Les coups
Clamart, mars 2019.
Depuis que la prescription trônait sur la table de la cuisine, l’appréhension n’avait fait qu’augmenter. Mais la douleur était devenue si forte qu’il n’avait plus été possible d’ignorer sa présence. J’ai composé le numéro de téléphone qui figurait sur le post it qui l’accompagnait, et deux jours plus tard, avant que la journée de travail démarre, je me suis assis dans l’une de deux petites pièces que comptait le cabinet.

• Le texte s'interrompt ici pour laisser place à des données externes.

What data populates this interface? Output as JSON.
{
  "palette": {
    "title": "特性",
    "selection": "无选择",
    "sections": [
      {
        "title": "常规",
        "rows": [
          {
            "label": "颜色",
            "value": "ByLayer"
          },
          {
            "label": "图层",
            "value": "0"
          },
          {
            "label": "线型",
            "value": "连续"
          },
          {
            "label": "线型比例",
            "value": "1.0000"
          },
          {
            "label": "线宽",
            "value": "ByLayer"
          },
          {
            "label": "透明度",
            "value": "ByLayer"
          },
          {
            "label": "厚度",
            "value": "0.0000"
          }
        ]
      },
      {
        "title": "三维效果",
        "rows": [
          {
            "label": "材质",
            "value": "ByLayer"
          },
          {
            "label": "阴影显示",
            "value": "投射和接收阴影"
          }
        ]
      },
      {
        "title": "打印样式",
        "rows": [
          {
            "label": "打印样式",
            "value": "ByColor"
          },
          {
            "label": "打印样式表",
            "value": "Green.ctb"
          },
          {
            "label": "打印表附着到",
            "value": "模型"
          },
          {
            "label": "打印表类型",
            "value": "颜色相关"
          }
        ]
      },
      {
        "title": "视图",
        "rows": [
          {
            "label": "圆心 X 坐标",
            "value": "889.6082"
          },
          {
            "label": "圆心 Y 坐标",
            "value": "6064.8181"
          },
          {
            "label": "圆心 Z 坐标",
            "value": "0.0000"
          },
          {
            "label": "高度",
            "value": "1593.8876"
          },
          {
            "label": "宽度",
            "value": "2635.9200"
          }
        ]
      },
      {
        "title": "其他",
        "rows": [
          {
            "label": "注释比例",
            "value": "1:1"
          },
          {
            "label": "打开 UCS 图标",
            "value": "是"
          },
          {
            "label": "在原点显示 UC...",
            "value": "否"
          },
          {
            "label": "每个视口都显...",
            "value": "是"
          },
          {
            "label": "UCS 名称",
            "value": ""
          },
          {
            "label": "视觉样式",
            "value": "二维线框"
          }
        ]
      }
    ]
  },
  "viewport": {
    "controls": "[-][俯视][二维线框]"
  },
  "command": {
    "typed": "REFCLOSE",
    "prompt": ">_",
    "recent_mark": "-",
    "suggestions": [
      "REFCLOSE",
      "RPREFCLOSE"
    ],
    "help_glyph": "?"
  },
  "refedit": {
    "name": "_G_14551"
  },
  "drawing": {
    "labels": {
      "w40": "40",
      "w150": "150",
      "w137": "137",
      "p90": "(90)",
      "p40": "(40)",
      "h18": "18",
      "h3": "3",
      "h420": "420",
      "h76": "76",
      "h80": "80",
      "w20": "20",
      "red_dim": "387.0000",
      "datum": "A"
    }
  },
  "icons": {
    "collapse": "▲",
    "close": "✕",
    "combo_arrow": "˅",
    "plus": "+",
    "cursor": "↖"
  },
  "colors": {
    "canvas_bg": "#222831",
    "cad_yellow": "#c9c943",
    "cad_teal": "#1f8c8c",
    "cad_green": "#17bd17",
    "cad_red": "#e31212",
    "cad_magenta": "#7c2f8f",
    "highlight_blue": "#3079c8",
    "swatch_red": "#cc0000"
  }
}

— On vous a expliqué la méthode ?
— Oui vaguement, pas vraiment.
— C’est très simple, c’est comme un petit marteau piqueur qui va frapper le tendon exactement là où vous avez mal. À force d’être sollicité, il va déclencher sa cicatrisation.
— Hm hmm.
— Et donc, pour chacune des dix séances, je vais vous torturer pendant…
Elle a tourné l’appareil pour que je puisse voir les chiffres sur l’écran. Vingt minutes ? Je ne tiendrai jamais. J’imagine qu’elle m’a vu blêmir.
— … deux mille coups.
Deux mille coups. Fallait-il se réjouir, ou pleurer ? Elle a mis la machine en marche, et l’a placée à l’endroit le plus sensible. Je me suis concentré sur le nombre en bleu, qui descendait plus vite que je ne l’avais craint. Ma vision a fini pourtant par se troubler.
— C’est à la buée sur les lunettes que je vérifie que je tape bien là où il faut.
Elle a ri, puis m’a questionné sur mon métier, ma famille. J’ai détourné mon regard de l’écran, et tout est passé bien plus vite.